Thank you, Craig, and good morning, everyone. The following are some key highlights of our third quarter financial results. We reported adjusted EBITDA of $82.5 million from sales of 165,000 gold ounces on a 100% basis at an average realized gold price of $17.87 per ounce. We reported adjusted net loss of $20.1 million or $0.04 per share for the quarter. And we also reported mine site free cash flow of almost $32 million, an improvement over the prior quarter and totaling $121.6 million for the nine months ended September 30, 2021. In terms of our financial position, we ended the quarter with cash, cash equivalents and short-term investments of $748 million.

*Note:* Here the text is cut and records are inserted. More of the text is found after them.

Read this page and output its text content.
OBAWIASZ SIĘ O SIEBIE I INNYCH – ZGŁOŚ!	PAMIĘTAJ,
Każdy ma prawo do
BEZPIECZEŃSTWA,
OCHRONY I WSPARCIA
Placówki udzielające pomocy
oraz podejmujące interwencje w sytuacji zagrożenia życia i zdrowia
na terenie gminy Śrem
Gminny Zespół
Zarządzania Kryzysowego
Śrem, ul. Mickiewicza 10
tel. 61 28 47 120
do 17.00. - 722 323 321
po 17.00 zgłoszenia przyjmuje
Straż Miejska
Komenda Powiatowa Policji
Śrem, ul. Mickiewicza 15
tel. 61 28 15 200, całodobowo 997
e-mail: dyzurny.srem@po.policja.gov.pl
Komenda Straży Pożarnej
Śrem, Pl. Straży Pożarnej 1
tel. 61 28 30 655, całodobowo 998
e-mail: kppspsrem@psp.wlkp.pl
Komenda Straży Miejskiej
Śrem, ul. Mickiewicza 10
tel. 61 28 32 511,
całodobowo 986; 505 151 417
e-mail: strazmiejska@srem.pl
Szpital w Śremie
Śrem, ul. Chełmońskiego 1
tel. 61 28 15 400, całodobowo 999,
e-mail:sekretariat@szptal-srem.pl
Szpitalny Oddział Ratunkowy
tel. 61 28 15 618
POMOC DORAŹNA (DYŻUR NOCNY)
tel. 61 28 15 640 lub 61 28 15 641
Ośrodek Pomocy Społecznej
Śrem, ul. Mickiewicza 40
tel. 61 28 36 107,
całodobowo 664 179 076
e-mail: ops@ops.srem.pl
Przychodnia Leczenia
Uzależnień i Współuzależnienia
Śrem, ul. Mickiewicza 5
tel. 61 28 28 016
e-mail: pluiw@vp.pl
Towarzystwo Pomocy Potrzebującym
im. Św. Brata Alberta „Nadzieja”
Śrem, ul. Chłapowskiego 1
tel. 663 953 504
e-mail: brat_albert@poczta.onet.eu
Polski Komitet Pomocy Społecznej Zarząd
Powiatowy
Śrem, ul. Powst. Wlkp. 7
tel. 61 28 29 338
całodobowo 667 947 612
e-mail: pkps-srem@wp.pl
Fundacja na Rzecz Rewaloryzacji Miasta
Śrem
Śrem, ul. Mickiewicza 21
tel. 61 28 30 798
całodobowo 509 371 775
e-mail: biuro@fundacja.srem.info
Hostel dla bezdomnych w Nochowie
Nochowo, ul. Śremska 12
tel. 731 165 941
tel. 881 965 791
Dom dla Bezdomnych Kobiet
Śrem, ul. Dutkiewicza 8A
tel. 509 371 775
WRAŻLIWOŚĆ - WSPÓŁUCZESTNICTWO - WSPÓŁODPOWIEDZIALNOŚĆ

We continue to maintain a largely undrawn credit facility of $500 million maturing in January 2025, resulting in total available liquidity of approximately $1.2 billion at September 30. As Gord mentioned, we continued to opportunistically enter into Canadian dollar currency hedging transactions in the third quarter to derisk Cote's Canadian dollar project cost exposure during the construction phase. Hedges at a rate between 1.28 and 1.47, together with Canadian cash on hand, now cover 100% of Cote's estimated Canadian dollar exposure in the fourth quarter. Hedges at rates ranging between 1.3 and 1.48. together with Canadian cash now covers 75% and 48% of Cote's Canadian dollar exposure in 2022 and 2023, again, as it pertains to project construction costs. Additionally, we have hedged 100% of the project's total expected fuel cost for the construction period. Please note that the updated hedging program slide at the end of our presentation presents the consolidated hedging program for the company. So for example, the percentage of Canadian USD hedge represents the percentage of our consolidated exposure versus just Cote Gold, which is the figures I just presented to you.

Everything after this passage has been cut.